Eine historische Abbildung des aufgelassenen Klosters Engelthal aus dem Jahre 1594 zeigt anschaulich die ehemalige Anlage des Ortes mit dem weiten Straßenraum zwischen den einzelnen Gebäuden. Die Platzsituation wird geprägt durch die öffentlichen Gebäude: Kapelle, Kirche, Gerichtsschreiberhaus, Klostermühle, Wirtshaus und Dorflinde. Sämtliche auf dem alten Plan dargestellten Gebäude sind bis heute erhalten. Lediglich die Dorflinde und Teile der Klostermauer fehlen. Die Wiederherstellung und Nutzbarmachung der Kapellenscheune Engelthal ist ein wichtiger Baustein der Nutzung des städtebaulichen Potentials der ehemaligen Klosteranlage.

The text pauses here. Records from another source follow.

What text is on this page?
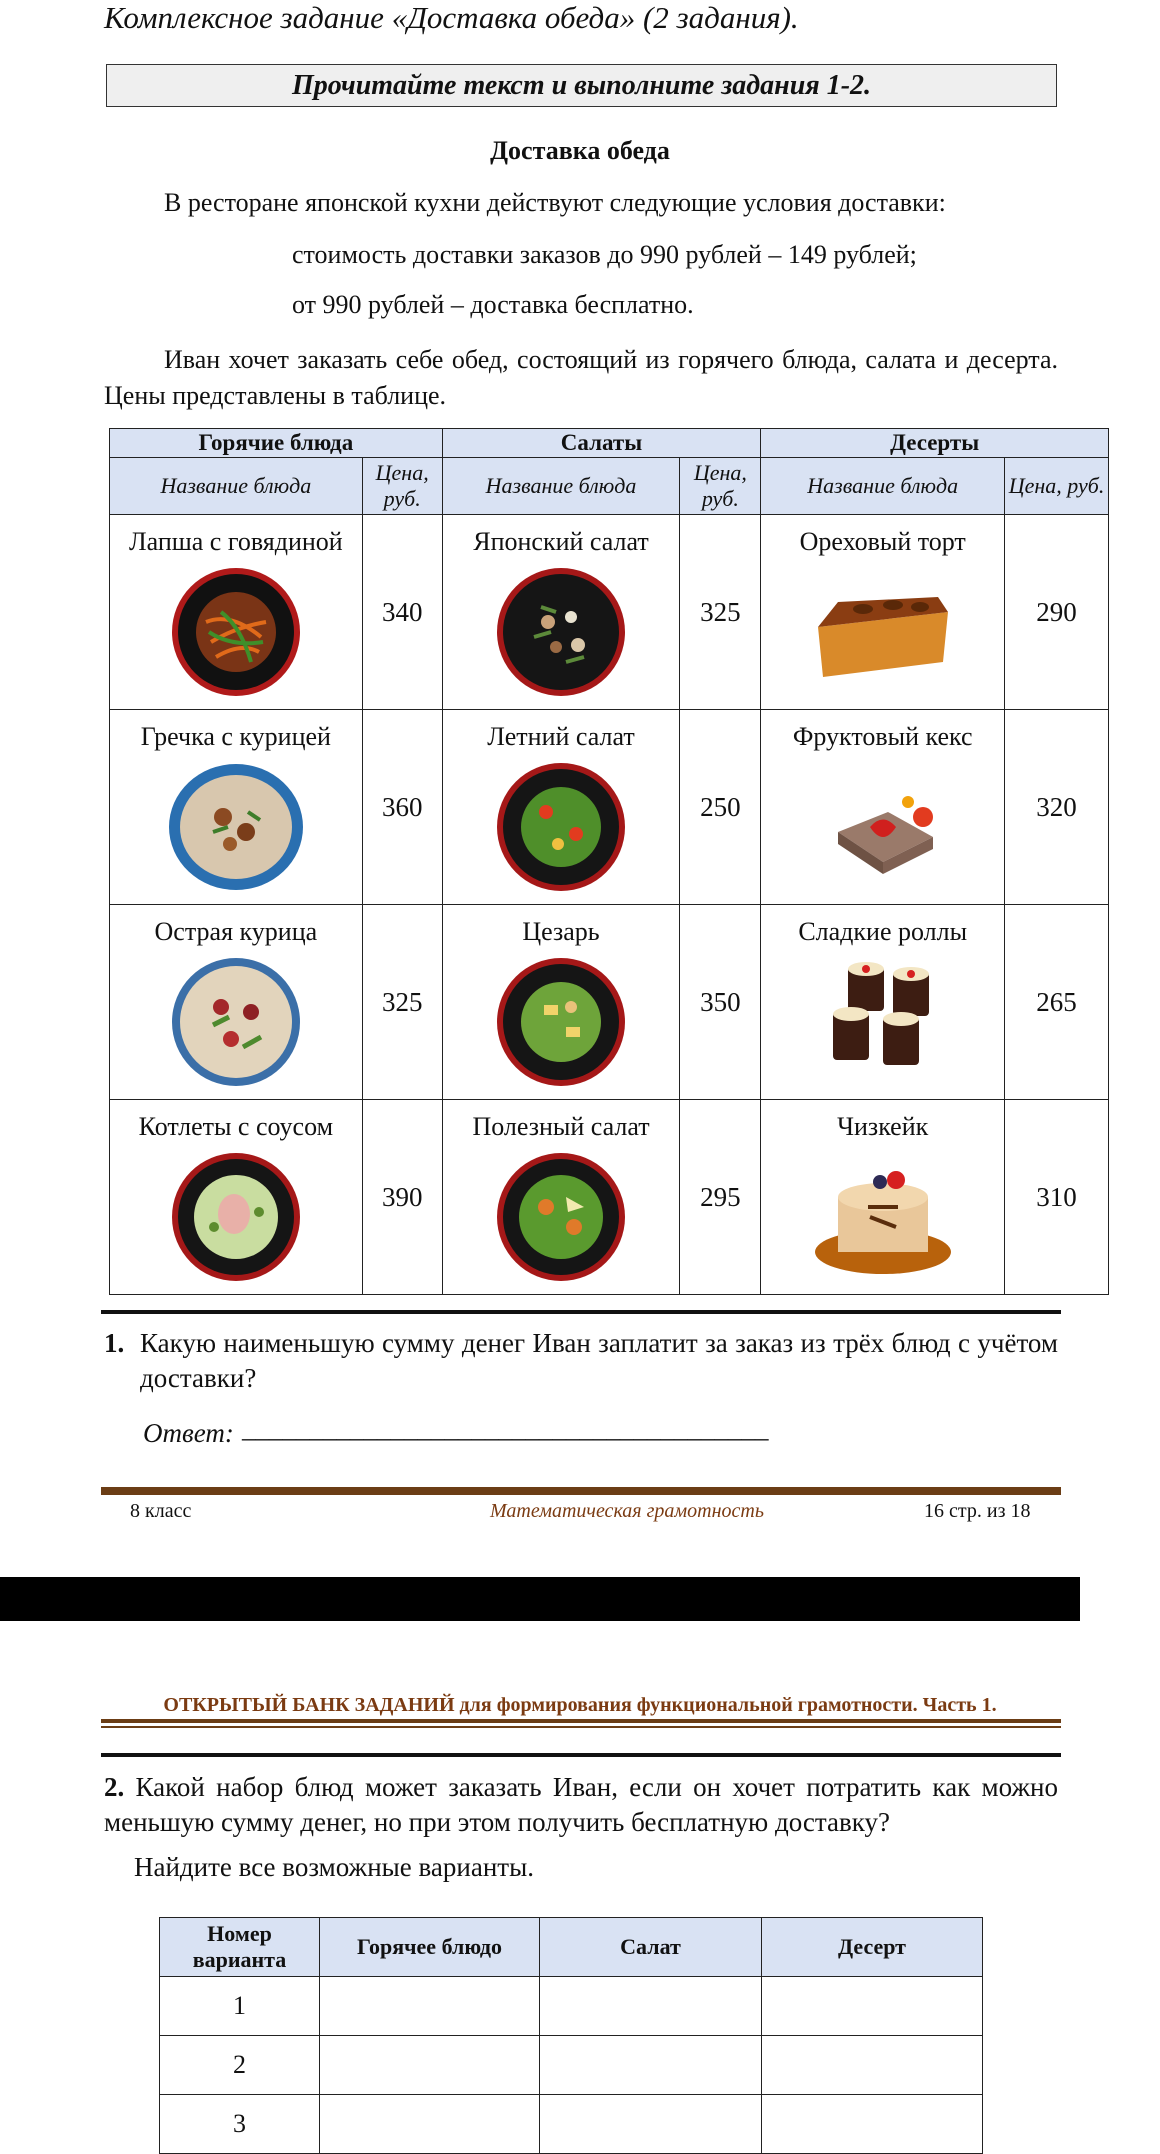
Комплексное задание «Доставка обеда» (2 задания).
Прочитайте текст и выполните задания 1-2.
Доставка обеда
В ресторане японской кухни действуют следующие условия доставки:
стоимость доставки заказов до 990 рублей – 149 рублей;
от 990 рублей – доставка бесплатно.
Иван хочет заказать себе обед, состоящий из горячего блюда, салата и десерта. Цены представлены в таблице.
Горячие блюда		Салаты		Десерты	
Название блюда	Цена, руб.	Название блюда	Цена, руб.	Название блюда	Цена, руб.
Лапша с говядиной	340	Японский салат	325	Ореховый торт	290
Гречка с курицей	360	Летний салат	250	Фруктовый кекс	320
Острая курица	325	Цезарь	350	Сладкие роллы	265
Котлеты с соусом	390	Полезный салат	295	Чизкейк	310
1. Какую наименьшую сумму денег Иван заплатит за заказ из трёх блюд с учётом доставки?
Ответ: _______________________________________
8 класс	Математическая грамотность	16 стр. из 18
ОТКРЫТЫЙ БАНК ЗАДАНИЙ для формирования функциональной грамотности. Часть 1.
2. Какой набор блюд может заказать Иван, если он хочет потратить как можно меньшую сумму денег, но при этом получить бесплатную доставку?
Найдите все возможные варианты.
Номер варианта	Горячее блюдо	Салат	Десерт
1			
2			
3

Die Anlage eines Platzes vor der Kapellenscheune mit Bank und Sitzstufen schuf eine attraktive Aufenthaltszone als Treffpunkt für junge und alte Bewohner des Ortes und als Anlaufstelle für Touristen.  Bei Veranstaltungen der Kirchengemeinde kann dieser Platz bestuhlt werden. Auf diese Weise ist – gegenüber der Kirche – ein geistliches, kulturelles und gesellschaftliches Zentrum entstanden, das hoffentlich genutzt wird.